To succeed, embrace risk (and peace, order and good government)

by William Thorsell
Toronto Globe and Mail
March 2, 1996

THE erotic aural ambush by intense young women has been going on for years now, usually on the car radio driving from work at the office to work at home. In her 1990 hit, All I Want to Do is Make Love to You, Ann Wilson of the female rock band Heart tells a typically frank tale of one night's rec-sex from a woman's point of view. We've come a long way since radio stations banned Frank Sinatra's Strangers in the Night.

In All I Want to Do, the night is rainy and the woman picks up a fetching hitchhiker in her car. She takes him to a hotel "she knows well," where they spend a night of fabulous physical fun. But she's "in love with another man," and has to leave this hot guy behind at morning's light. A year or two later, she picks him up again, and he can't help but see himself in the eyes of her new baby. He gave her "the only thing her man could not." It's another bad-girl/bad-boy classic.

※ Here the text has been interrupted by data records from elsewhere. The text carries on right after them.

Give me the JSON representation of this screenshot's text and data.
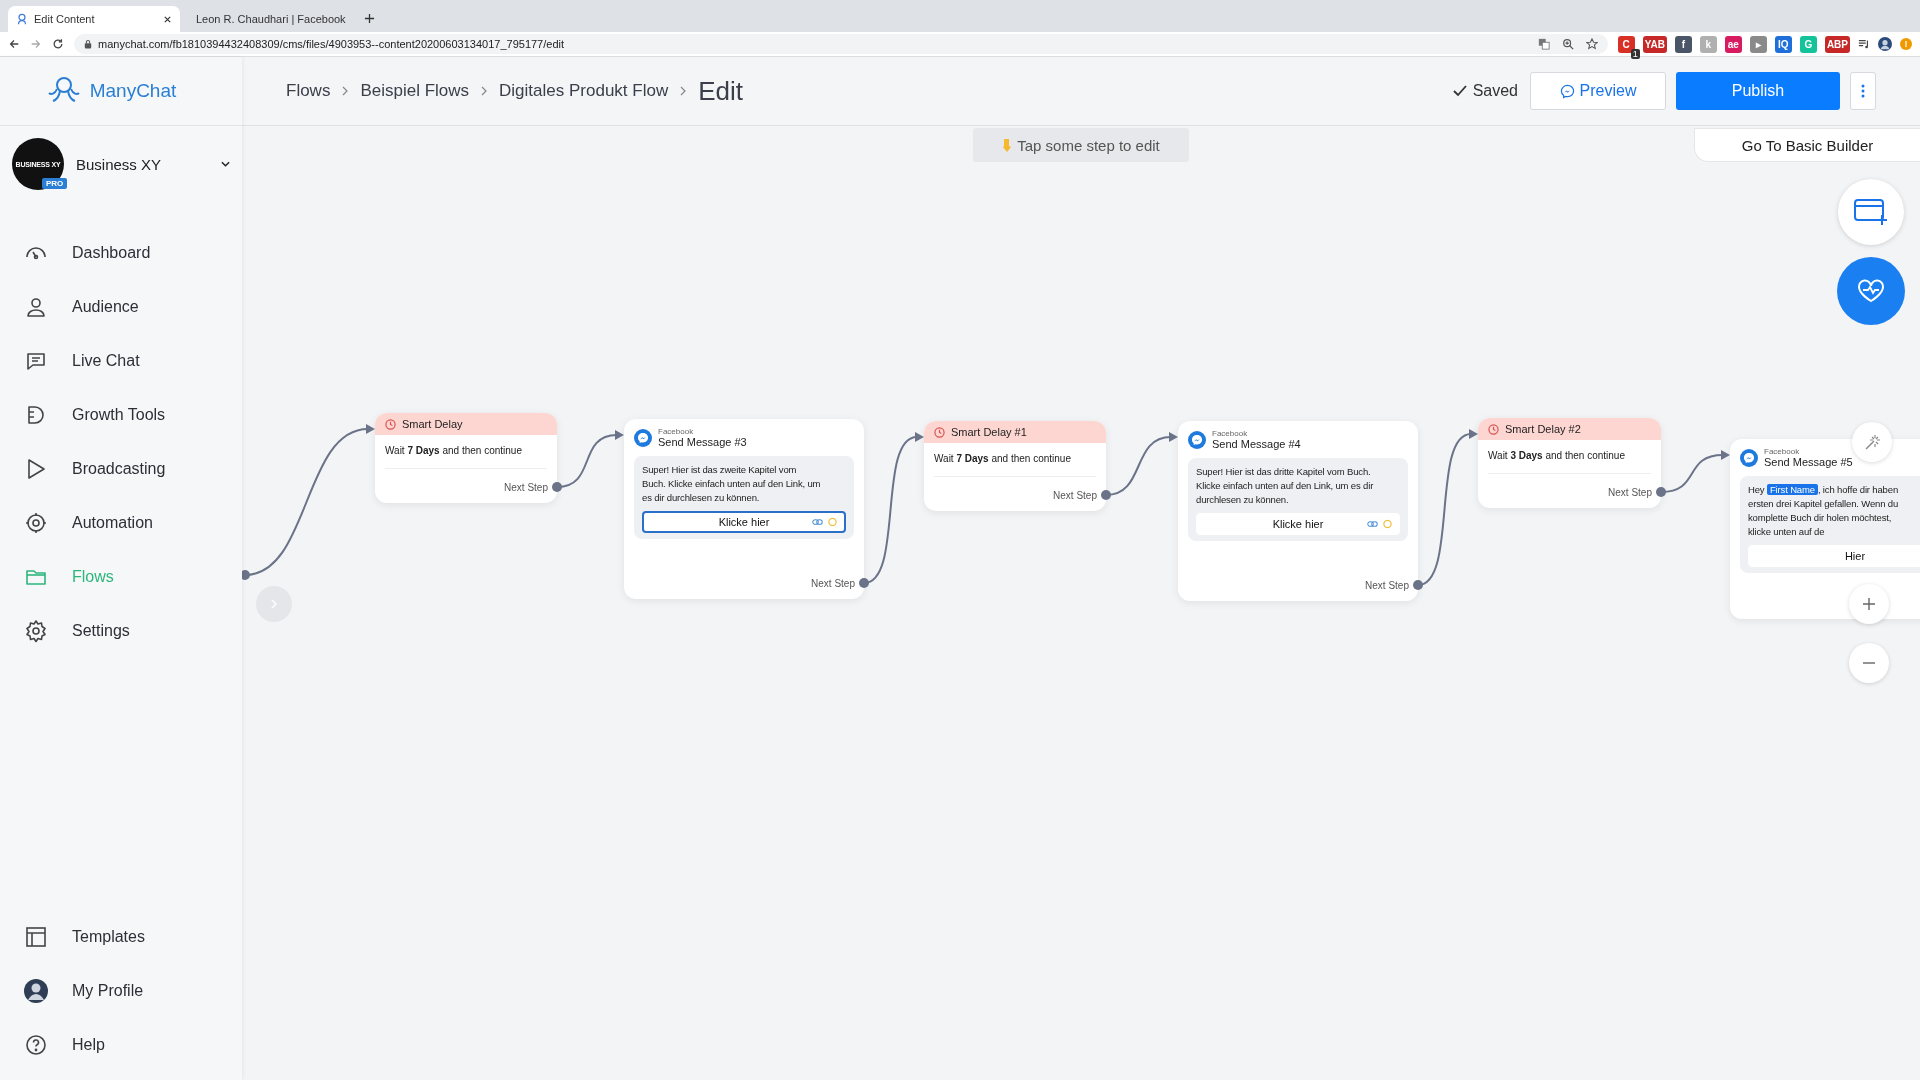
{
  "browser": {
    "tabs": [
      {
        "title": "Edit Content",
        "selected": true
      },
      {
        "title": "Leon R. Chaudhari | Facebook",
        "selected": false
      }
    ],
    "url": "manychat.com/fb1810394432408309/cms/files/4903953--content20200603134017_795177/edit",
    "extensions": [
      {
        "color": "#d93025",
        "label": "C",
        "badge": "1"
      },
      {
        "color": "#c62828",
        "label": "YAB"
      },
      {
        "color": "#4a5568",
        "label": "f"
      },
      {
        "color": "#b0b0b0",
        "label": "k"
      },
      {
        "color": "#d81b60",
        "label": "ae"
      },
      {
        "color": "#8a8a8a",
        "label": "▸"
      },
      {
        "color": "#1e6fd9",
        "label": "IQ"
      },
      {
        "color": "#15c39a",
        "label": "G"
      },
      {
        "color": "#c62828",
        "label": "ABP"
      }
    ],
    "update_badge": "!"
  },
  "sidebar": {
    "logo": "ManyChat",
    "account": {
      "avatar_text": "BUSINESS XY",
      "badge": "PRO",
      "name": "Business XY"
    },
    "nav": [
      {
        "label": "Dashboard",
        "selected": false
      },
      {
        "label": "Audience",
        "selected": false
      },
      {
        "label": "Live Chat",
        "selected": false
      },
      {
        "label": "Growth Tools",
        "selected": false
      },
      {
        "label": "Broadcasting",
        "selected": false
      },
      {
        "label": "Automation",
        "selected": false
      },
      {
        "label": "Flows",
        "selected": true
      },
      {
        "label": "Settings",
        "selected": false
      }
    ],
    "bottom_nav": [
      {
        "label": "Templates"
      },
      {
        "label": "My Profile"
      },
      {
        "label": "Help"
      }
    ]
  },
  "header": {
    "breadcrumbs": [
      "Flows",
      "Beispiel Flows",
      "Digitales Produkt Flow"
    ],
    "title": "Edit",
    "status": "Saved",
    "preview": "Preview",
    "publish": "Publish"
  },
  "canvas": {
    "hint": "Tap some step to edit",
    "basic_builder": "Go To Basic Builder",
    "nodes": [
      {
        "kind": "delay",
        "title": "Smart Delay",
        "text": "Wait **7 Days** and then continue",
        "next": "Next Step"
      },
      {
        "kind": "message",
        "channel": "Facebook",
        "title": "Send Message #3",
        "lines": [
          [
            {
              "kind": "text",
              "text": "Super! Hier ist das zweite Kapitel vom"
            }
          ],
          [
            {
              "kind": "text",
              "text": "Buch. Klicke einfach unten auf den Link, um"
            }
          ],
          [
            {
              "kind": "text",
              "text": "es dir durchlesen zu können."
            }
          ]
        ],
        "button": "Klicke hier",
        "button_selected": true,
        "button_icons": true,
        "next": "Next Step"
      },
      {
        "kind": "delay",
        "title": "Smart Delay #1",
        "text": "Wait **7 Days** and then continue",
        "next": "Next Step"
      },
      {
        "kind": "message",
        "channel": "Facebook",
        "title": "Send Message #4",
        "lines": [
          [
            {
              "kind": "text",
              "text": "Super! Hier ist das dritte Kapitel vom Buch."
            }
          ],
          [
            {
              "kind": "text",
              "text": "Klicke einfach unten auf den Link, um es dir"
            }
          ],
          [
            {
              "kind": "text",
              "text": "durchlesen zu können."
            }
          ]
        ],
        "button": "Klicke hier",
        "button_selected": false,
        "button_icons": true,
        "next": "Next Step"
      },
      {
        "kind": "delay",
        "title": "Smart Delay #2",
        "text": "Wait **3 Days** and then continue",
        "next": "Next Step"
      },
      {
        "kind": "message",
        "channel": "Facebook",
        "title": "Send Message #5",
        "lines": [
          [
            {
              "kind": "text",
              "text": "Hey "
            },
            {
              "kind": "variable",
              "text": "First Name"
            },
            {
              "kind": "text",
              "text": ", ich hoffe dir haben"
            }
          ],
          [
            {
              "kind": "text",
              "text": "ersten drei Kapitel gefallen. Wenn du"
            }
          ],
          [
            {
              "kind": "text",
              "text": "komplette Buch dir holen möchtest,"
            }
          ],
          [
            {
              "kind": "text",
              "text": "klicke unten auf de"
            }
          ]
        ],
        "button": "Hier",
        "button_selected": false
      }
    ]
  }
}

Alanis Morissette has the same arresting presence on the radio, inciting a hike in the volume at first hearing of her rude and irresistible Hand in my Pocket. It takes but five seconds to understand that this Ottawa-bred young woman has nothing to do with pap pop nostalgia and formless fresh fudge that clogs FM radio channels hoping to catch baby boomer flower-children-gone-to-seed.

Ms. Morissette was among three Canadian women who dominated the Grammy awards in Los Angeles Wednesday night. In an entertainment industry where production values swamp performance values, the Canadians came through with modest, brilliant authenticity that simply must have something to do with peace, order and good government.

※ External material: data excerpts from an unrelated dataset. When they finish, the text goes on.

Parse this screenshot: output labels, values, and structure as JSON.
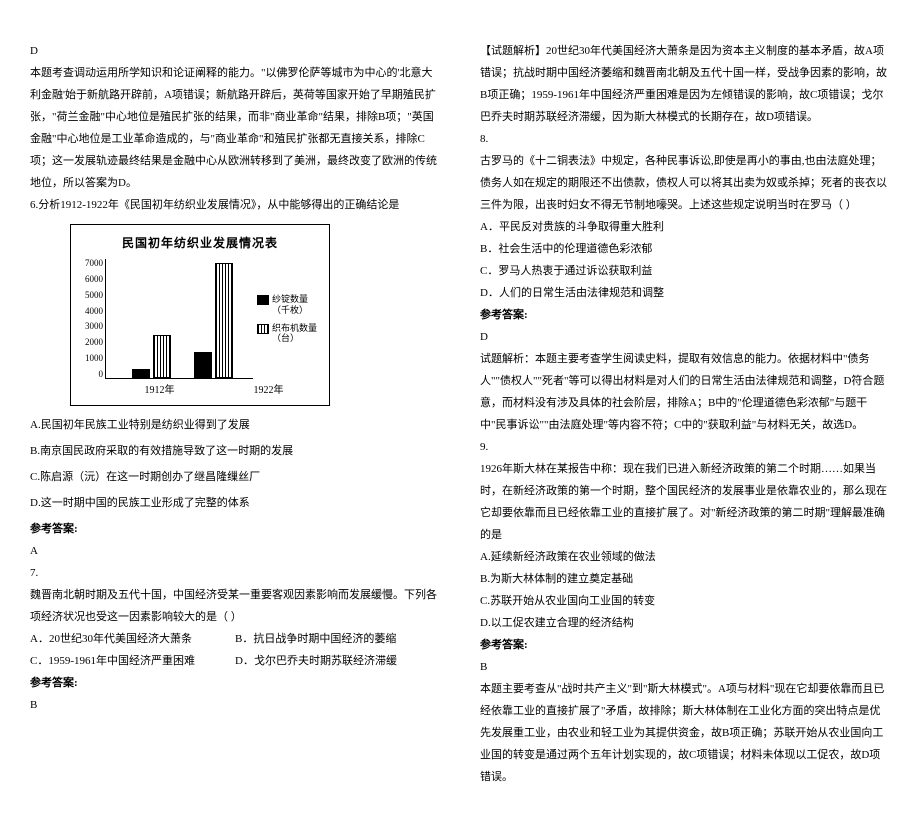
{
  "left": {
    "d": "D",
    "explain1": "本题考查调动运用所学知识和论证阐释的能力。\"以佛罗伦萨等城市为中心的'北意大利金融'始于新航路开辟前，A项错误；新航路开辟后，英荷等国家开始了早期殖民扩张，\"荷兰金融\"中心地位是殖民扩张的结果，而非\"商业革命\"结果，排除B项；\"英国金融\"中心地位是工业革命造成的，与\"商业革命\"和殖民扩张都无直接关系，排除C项；这一发展轨迹最终结果是金融中心从欧洲转移到了美洲，最终改变了欧洲的传统地位，所以答案为D。",
    "q6": "6.分析1912-1922年《民国初年纺织业发展情况》，从中能够得出的正确结论是",
    "q6a": "A.民国初年民族工业特别是纺织业得到了发展",
    "q6b": "B.南京国民政府采取的有效措施导致了这一时期的发展",
    "q6c": "C.陈启源（沅）在这一时期创办了继昌隆缫丝厂",
    "q6d": "D.这一时期中国的民族工业形成了完整的体系",
    "refLabel": "参考答案:",
    "q6ans": "A",
    "q7": "7.",
    "q7stem": "魏晋南北朝时期及五代十国，中国经济受某一重要客观因素影响而发展缓慢。下列各项经济状况也受这一因素影响较大的是（   ）",
    "q7a": "A．20世纪30年代美国经济大萧条",
    "q7b": "B．抗日战争时期中国经济的萎缩",
    "q7c": "C．1959-1961年中国经济严重困难",
    "q7d": "D．戈尔巴乔夫时期苏联经济滞缓",
    "q7ans": "B"
  },
  "right": {
    "explain7": "【试题解析】20世纪30年代美国经济大萧条是因为资本主义制度的基本矛盾，故A项错误；抗战时期中国经济萎缩和魏晋南北朝及五代十国一样，受战争因素的影响，故B项正确；1959-1961年中国经济严重困难是因为左倾错误的影响，故C项错误；戈尔巴乔夫时期苏联经济滞缓，因为斯大林模式的长期存在，故D项错误。",
    "q8": "8.",
    "q8stem": "古罗马的《十二铜表法》中规定，各种民事诉讼,即使是再小的事由,也由法庭处理；债务人如在规定的期限还不出债款，债权人可以将其出卖为奴或杀掉；死者的丧衣以三件为限，出丧时妇女不得无节制地嚎哭。上述这些规定说明当时在罗马（   ）",
    "q8a": "A．平民反对贵族的斗争取得重大胜利",
    "q8b": "B．社会生活中的伦理道德色彩浓郁",
    "q8c": "C．罗马人热衷于通过诉讼获取利益",
    "q8d": "D．人们的日常生活由法律规范和调整",
    "refLabel": "参考答案:",
    "q8ans": "D",
    "q8explain": "试题解析：本题主要考查学生阅读史料，提取有效信息的能力。依据材料中\"债务人\"\"债权人\"\"死者\"等可以得出材料是对人们的日常生活由法律规范和调整，D符合题意，而材料没有涉及具体的社会阶层，排除A；B中的\"伦理道德色彩浓郁\"与题干中\"民事诉讼\"\"由法庭处理\"等内容不符；C中的\"获取利益\"与材料无关，故选D。",
    "q9": "9.",
    "q9stem": "1926年斯大林在某报告中称：现在我们已进入新经济政策的第二个时期……如果当时，在新经济政策的第一个时期，整个国民经济的发展事业是依靠农业的，那么现在它却要依靠而且已经依靠工业的直接扩展了。对\"新经济政策的第二时期\"理解最准确的是",
    "q9a": "A.延续新经济政策在农业领域的做法",
    "q9b": "B.为斯大林体制的建立奠定基础",
    "q9c": "C.苏联开始从农业国向工业国的转变",
    "q9d": "D.以工促农建立合理的经济结构",
    "q9ans": "B",
    "q9explain": "本题主要考查从\"战时共产主义\"到\"斯大林模式\"。A项与材料\"现在它却要依靠而且已经依靠工业的直接扩展了\"矛盾，故排除；斯大林体制在工业化方面的突出特点是优先发展重工业，由农业和轻工业为其提供资金，故B项正确；苏联开始从农业国向工业国的转变是通过两个五年计划实现的，故C项错误；材料未体现以工促农，故D项错误。"
  },
  "chart_data": {
    "type": "bar",
    "title": "民国初年纺织业发展情况表",
    "categories": [
      "1912年",
      "1922年"
    ],
    "series": [
      {
        "name": "纱锭数量（千枚）",
        "values": [
          500,
          1500
        ]
      },
      {
        "name": "织布机数量（台）",
        "values": [
          2500,
          6700
        ]
      }
    ],
    "ylim": [
      0,
      7000
    ],
    "yticks": [
      7000,
      6000,
      5000,
      4000,
      3000,
      2000,
      1000,
      0
    ]
  }
}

Compare Ms. Morissette or Joni Mitchell with the grotesquely overwrought ensemble of Mariah Carey and Boyz II Men in the Grammy's opening number, Some Sweet Day. Carey/Boyz was like riding in a 1959 Cadillac with softened springs, sloshing down the freeway with the windows up. It's music by marketing, and profitable to be sure, but it doesn't matter a whit or endure except as sentimentalism - not like Joni Mitchell's Blue or Alanis Morissette's Jagged Little Pill.

Ms. Morissette said what everybody with any creativity says when they get an award: Thanks to so-and-so for taking a risk. This, of course, is the real secret of successful marketing - embracing risks based on the creativity of special persons. Goethe said "the condition of freedom is risk," just as any shrewd capitalist knows that risk is related to reward. "Passive marketing" - taking orders from consumers through multiple-questions research - can carry you along for a while, but without creative risk it will serve only to enlist your customers in your own decline.

What teenager would ever have been able to tell a market researcher in 1967 that he desperately wanted the cross-cultural, irony-laden mélange that was the Beatles' Sergeant Pepper's Lonely Hearts Club Band? It was utterly strange on first hearing and defined the new territory for popular music within a week. It could have come from nowhere but within.

What laid-back fan of Joni Mitchell would have proposed the sparse, dissonant Ladies of the Canyon in 1970, which dated all the folk music that had preceded it within a month?

Who but an inspired individual could have come up with the brilliant opening sequence of the current weekly TV series New York Underground?

If market surveys led to customer delight and profit growth, there wouldn't be a firm anywhere in any kind of trouble whatsoever.

People are not drawn to slightly improved versions of Tennessee Williams's plays or even knock-offs of Alanis Morissette (whose next album must move on). Younger generations, certainly, are always on the lookout for the next step into the new. This is not because they are easily bored; it is because they are not easily satisfied. They are not the grateful dead.

The excellent, dangerous requirement for artists, corporations and entrepreneurs is to constantly define new territory. Joni Mitchell won another Grammy this week for Turbulent Indigo, an album that would have been incomprehensible to her fans in 1970. She has relentlessly kept exploring, stumbling along the way but succeeding hugely in her journey.

It is women who have really shown this capacity in recent years, perhaps because they are escaping from such drab and lengthy confinements. The male establishment has so much to protect that it tends to seek security asking other people what to do - except, ironically, the women and other aliens in their midst.